For decades, researchers have been encouraging workers nearing retirement age to keep working.  But this prescription won’t work unless employers are also interested in hiring and retaining these workers.  On the employer-demand side, the overall picture from the Center’s research seems fairly encouraging.  Today, the hard data suggest that older workers are at least as productive as younger ones and largely indistinguishable on profitability.  Furthermore, employers’ stated perceptions on a survey are largely in line with these data.  So are employer actions; while employers seem to target lower-paying jobs specifically at older workers, they also show a willingness to post high-paying jobs to RetirementJobs.com.
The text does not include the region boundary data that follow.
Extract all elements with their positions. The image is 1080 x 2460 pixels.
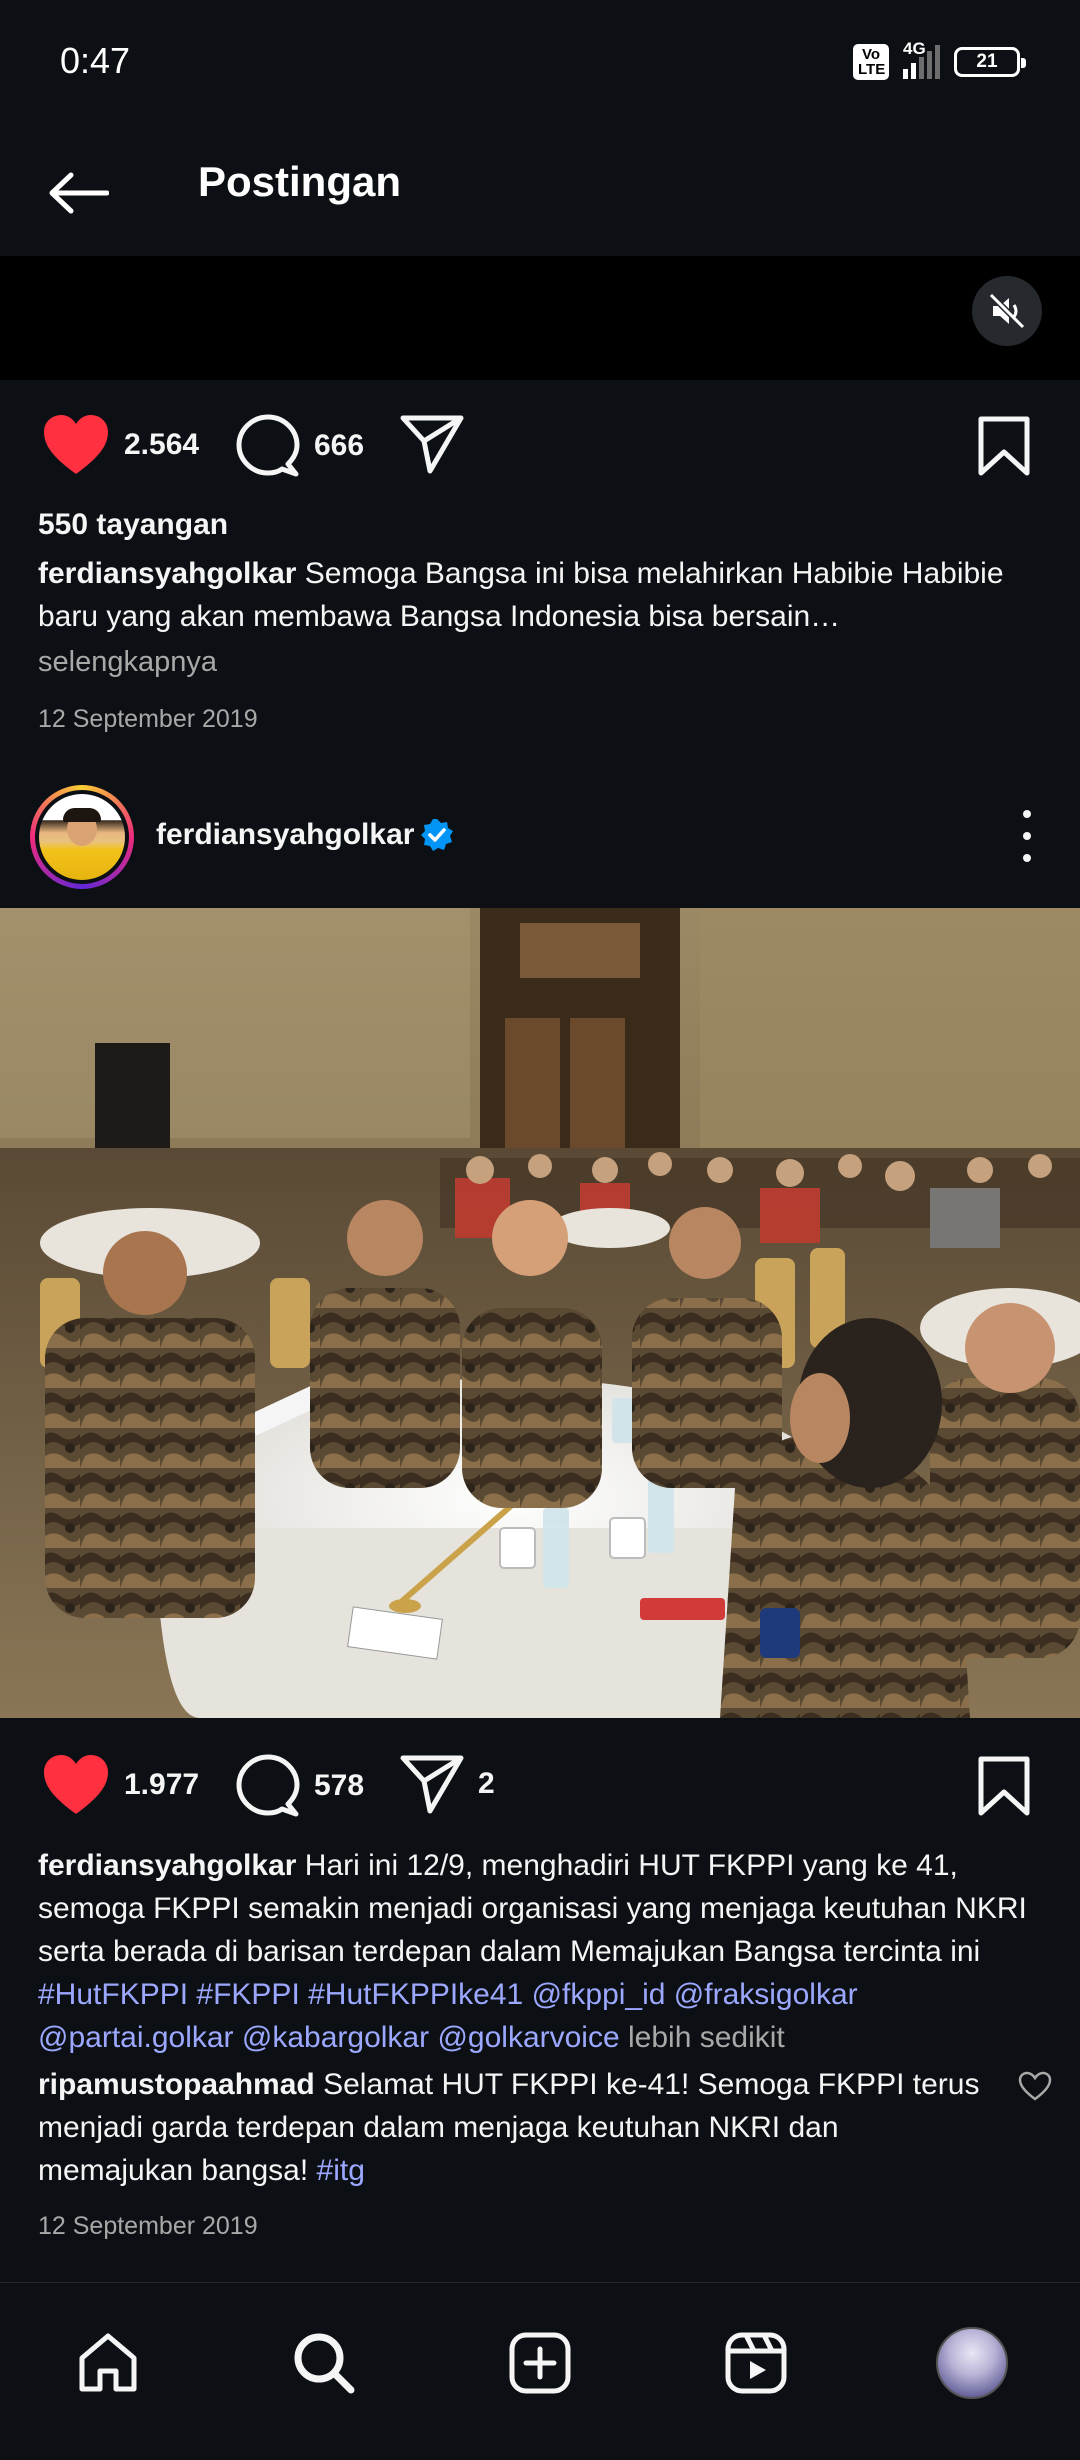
caption-username[interactable]: ferdiansyahgolkar [38, 1849, 296, 1882]
comment-count: 666 [314, 429, 365, 462]
view-count: 550 tayangan [38, 508, 229, 541]
search-icon [294, 2333, 355, 2394]
post-photo[interactable] [0, 908, 1080, 1718]
battery-level: 21 [976, 51, 998, 72]
post1-caption: ferdiansyahgolkar Semoga Bangsa ini bisa… [38, 552, 1048, 734]
save-button[interactable] [978, 1756, 1030, 1821]
caption-username[interactable]: ferdiansyahgolkar [38, 557, 296, 590]
mention-link[interactable]: @fkppi_id [532, 1978, 666, 2011]
reels-icon [725, 2332, 787, 2394]
comment-username[interactable]: ripamustopaahmad [38, 2068, 315, 2101]
like-count: 1.977 [124, 1768, 200, 1801]
comment-button[interactable]: 578 [236, 1754, 364, 1818]
profile-avatar [936, 2327, 1008, 2399]
comment-count: 578 [314, 1769, 365, 1802]
comment-icon [236, 1754, 300, 1817]
top-app-bar: Postingan [0, 130, 1080, 256]
battery-icon: 21 [954, 47, 1026, 77]
heart-outline-icon[interactable] [1018, 2071, 1052, 2101]
avatar [39, 794, 125, 880]
send-icon [400, 415, 464, 474]
arrow-left-icon [49, 172, 109, 214]
video-player[interactable] [0, 256, 1080, 380]
hashtag-link[interactable]: #FKPPI [196, 1978, 299, 2011]
mention-link[interactable]: @golkarvoice [437, 2021, 619, 2054]
comment-button[interactable]: 666 [236, 414, 364, 478]
bottom-nav [0, 2282, 1080, 2460]
post1-actions: 2.564 666 [0, 394, 1080, 494]
share-button[interactable] [400, 414, 464, 474]
share-count: 2 [478, 1767, 495, 1800]
page-title: Postingan [198, 158, 402, 205]
mute-button[interactable] [972, 276, 1042, 346]
create-icon [509, 2332, 571, 2394]
nav-reels[interactable] [716, 2323, 796, 2403]
nav-home[interactable] [68, 2323, 148, 2403]
nav-create[interactable] [500, 2323, 580, 2403]
mention-link[interactable]: @fraksigolkar [674, 1978, 858, 2011]
verified-badge-icon [421, 819, 453, 851]
heart-filled-icon [44, 415, 108, 474]
post-date: 12 September 2019 [38, 2212, 258, 2240]
more-link[interactable]: selengkapnya [38, 646, 1048, 679]
less-link[interactable]: lebih sedikit [628, 2021, 785, 2054]
mention-link[interactable]: @partai.golkar [38, 2021, 234, 2054]
signal-icon: 4G [903, 39, 940, 79]
like-button[interactable]: 2.564 [42, 414, 199, 476]
send-icon [400, 1755, 464, 1814]
back-button[interactable] [40, 158, 116, 228]
caption: ferdiansyahgolkar Semoga Bangsa ini bisa… [38, 552, 1048, 638]
speaker-muted-icon [988, 292, 1026, 330]
volte-icon: Vo LTE [853, 44, 889, 80]
comment-icon [236, 414, 300, 477]
like-button[interactable]: 1.977 [42, 1754, 199, 1816]
status-icons: Vo LTE 4G 21 [853, 39, 1026, 80]
share-button[interactable]: 2 [400, 1754, 495, 1814]
comment-preview: ripamustopaahmad Selamat HUT FKPPI ke-41… [38, 2063, 1052, 2192]
home-icon [79, 2333, 137, 2392]
post2-header: ferdiansyahgolkar [0, 770, 1080, 900]
heart-filled-icon [44, 1755, 108, 1814]
event-photo-illustration [0, 908, 1080, 1718]
save-button[interactable] [978, 416, 1030, 481]
hashtag-link[interactable]: #HutFKPPI [38, 1978, 188, 2011]
network-type: 4G [903, 39, 926, 58]
post2-actions: 1.977 578 2 [0, 1734, 1080, 1834]
bookmark-icon [978, 1756, 1030, 1816]
post2-caption: ferdiansyahgolkar Hari ini 12/9, menghad… [38, 1844, 1052, 2241]
post-date: 12 September 2019 [38, 705, 258, 733]
hashtag-link[interactable]: #HutFKPPIke41 [308, 1978, 523, 2011]
story-ring[interactable] [30, 785, 134, 889]
nav-profile[interactable] [932, 2323, 1012, 2403]
mention-link[interactable]: @kabargolkar [242, 2021, 429, 2054]
like-count: 2.564 [124, 428, 200, 461]
bookmark-icon [978, 416, 1030, 476]
status-bar: 0:47 Vo LTE 4G 21 [0, 0, 1080, 130]
post-username[interactable]: ferdiansyahgolkar [156, 818, 414, 852]
nav-search[interactable] [284, 2323, 364, 2403]
status-time: 0:47 [60, 40, 131, 81]
post1-info: 550 tayangan [38, 508, 1048, 542]
hashtag-link[interactable]: #itg [317, 2154, 365, 2187]
caption: ferdiansyahgolkar Hari ini 12/9, menghad… [38, 1844, 1048, 2059]
more-options-icon[interactable] [1012, 810, 1042, 862]
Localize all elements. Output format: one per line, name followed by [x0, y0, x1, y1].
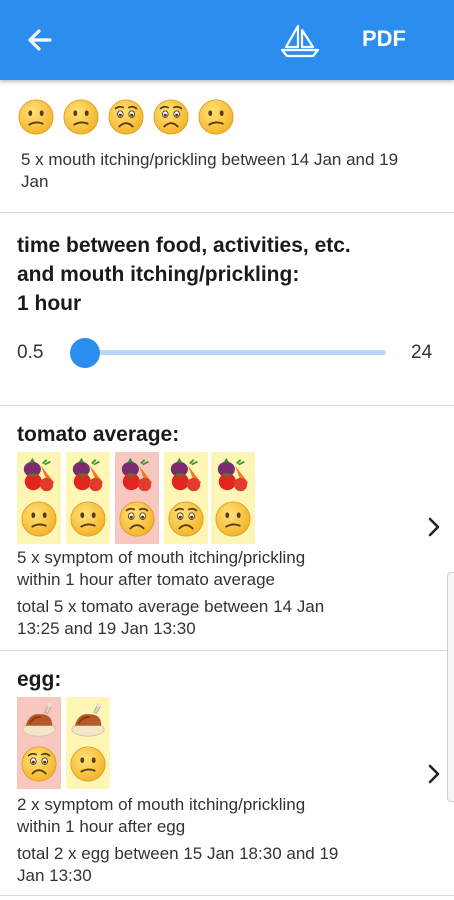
summary-text: 5 x mouth itching/prickling between 14 J…: [21, 150, 399, 191]
total-count-line: total 2 x egg between 15 Jan 18:30 and 1…: [17, 844, 339, 863]
slightly-frowning-face-icon: [69, 500, 107, 538]
time-filter-title-line: and mouth itching/prickling:: [17, 263, 300, 286]
symptom-count-line: within 1 hour after tomato average: [17, 570, 275, 589]
boat-icon[interactable]: [278, 20, 322, 60]
food-card-tomato[interactable]: tomato average: 5 x symptom of mouth itc…: [0, 406, 454, 651]
entry-cell: [115, 452, 159, 544]
time-filter-section: time between food, activities, etc. and …: [0, 213, 454, 406]
entry-cell: [66, 452, 110, 544]
food-card-egg[interactable]: egg: 2 x symptom of mouth itching/prickl…: [0, 651, 454, 896]
entry-cell: [66, 697, 110, 789]
symptom-count-line: 2 x symptom of mouth itching/prickling: [17, 795, 306, 814]
egg-icon: [20, 701, 58, 739]
symptom-count-line: 5 x symptom of mouth itching/prickling: [17, 548, 306, 567]
entry-cell: [164, 452, 208, 544]
slightly-frowning-face-icon: [69, 745, 107, 783]
slider-track[interactable]: [72, 350, 386, 355]
vegetables-icon: [20, 456, 58, 494]
app-bar: PDF: [0, 0, 454, 80]
chevron-right-icon[interactable]: [426, 762, 442, 786]
summary-section: 5 x mouth itching/prickling between 14 J…: [0, 80, 454, 213]
slightly-frowning-face-icon: [20, 500, 58, 538]
vegetables-icon: [118, 456, 156, 494]
time-filter-title: time between food, activities, etc. and …: [17, 231, 437, 318]
symptom-count-line: within 1 hour after egg: [17, 817, 186, 836]
total-count-line: total 5 x tomato average between 14 Jan: [17, 597, 325, 616]
worried-face-icon: [107, 98, 145, 136]
slider-min-label: 0.5: [17, 342, 44, 363]
total-count-line: Jan 13:30: [17, 866, 92, 885]
worried-face-icon: [20, 745, 58, 783]
egg-icon: [69, 701, 107, 739]
symptom-count-text: 2 x symptom of mouth itching/prickling w…: [17, 794, 417, 838]
total-count-line: 13:25 and 19 Jan 13:30: [17, 619, 196, 638]
time-filter-value: 1 hour: [17, 292, 82, 315]
time-filter-title-line: time between food, activities, etc.: [17, 234, 351, 257]
symptom-faces-row: [17, 98, 235, 141]
chevron-right-icon[interactable]: [426, 515, 442, 539]
slider-thumb[interactable]: [70, 338, 100, 368]
scrollbar[interactable]: [447, 572, 454, 802]
back-arrow-icon[interactable]: [22, 22, 58, 58]
slightly-frowning-face-icon: [62, 98, 100, 136]
vegetables-icon: [167, 456, 205, 494]
slider-max-label: 24: [411, 342, 433, 363]
pdf-button[interactable]: PDF: [362, 26, 406, 52]
entry-cell: [17, 452, 61, 544]
slightly-frowning-face-icon: [214, 500, 252, 538]
food-title: egg:: [17, 668, 62, 691]
slightly-frowning-face-icon: [17, 98, 55, 136]
worried-face-icon: [152, 98, 190, 136]
symptom-count-text: 5 x symptom of mouth itching/prickling w…: [17, 547, 417, 591]
entry-cell: [17, 697, 61, 789]
total-count-text: total 5 x tomato average between 14 Jan …: [17, 596, 417, 640]
worried-face-icon: [167, 500, 205, 538]
vegetables-icon: [69, 456, 107, 494]
slightly-frowning-face-icon: [197, 98, 235, 136]
entry-cell: [211, 452, 255, 544]
food-title: tomato average:: [17, 423, 180, 446]
vegetables-icon: [214, 456, 252, 494]
worried-face-icon: [118, 500, 156, 538]
total-count-text: total 2 x egg between 15 Jan 18:30 and 1…: [17, 843, 417, 887]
Finally, little reason exists to doubt that the future will look much different.  While the specific jobs older workers do today may be less prevalent in the future, our analysis indicates that jobs in occupations that are suitable for older workers are likely to grow at a similar pace as other jobs.  So, while older workers may need to change with the times and enter some new occupations, their skills should enable them to do so.  Taken together, it seems that if older workers are willing to supply their labor then demand should likely be there, today and into the future. 

References

Munnell, Alicia H. and Gal Wettstein. 2020. “Employer Perceptions of Older Workers – Surveys from 2019 and 2006.” Working Paper 2020-8. Chestnut Hill, MA: Center for Retirement Research at Boston College.

Munnell, Alicia H., Gal Wettstein, and Abigail N. Walters. 2020. “What Jobs Do Employers Want Older Workers to Do?” Working Paper 2020-11. Chestnut Hill, MA: Center for Retirement Research at Boston College.

Munnell, Alicia H., Steven A. Sass, and Mauricio Soto. 2006. “Employers Attitudes towards Older Workers: Survey Results.” Issue in Brief 6-3. Chestnut Hill, MA: Center for Retirement Research at Boston College. 

Quinby, Laura D., Gal Wettstein, and James Giles. 2023. “Are Older Workers Good for Business?” Working Paper 2023-19. Chestnut Hill, MA: Center for Retirement Research at Boston College.

Siliciano, Robert L. and Gal Wettstein. 2022. “Will the Jobs of the Future Support an Older Workforce?” Working Paper 2022-2. Chestnut Hill, MA: Center for Retirement Research at Boston College.

Endnotes

  • 1
    Quinby, Wettstein, and Giles (2023).
  • 2
    Munnell and Wettstein (2020).
  • 3
    It is worth noting that the 2019 survey was meant to replicate an earlier study, conducted in 2006.  The 2019 results are more favorable to older workers – specifically older support/production workers – than the 2006 edition.  See Munnell, Sass, and Soto (2006).
  • 4
    For each listing, RetirementJobs.com provided the employer’s name, region of operation, job title, and whether the job was full- or part-time.  These structured fields were supplemented by the job descriptions, which were manually coded to identify information on salary and benefits.  For more detail, see Munnell, Wettstein, and Walters (2020).
  • 5
    Because the total number of listings varies by state, the sample for each state was weighted to reflect its total underlying listings.
  • 6
    Siliciano and Wettstein (2022).
  • 7
    For more details, see Siliciano and Wettstein (2022).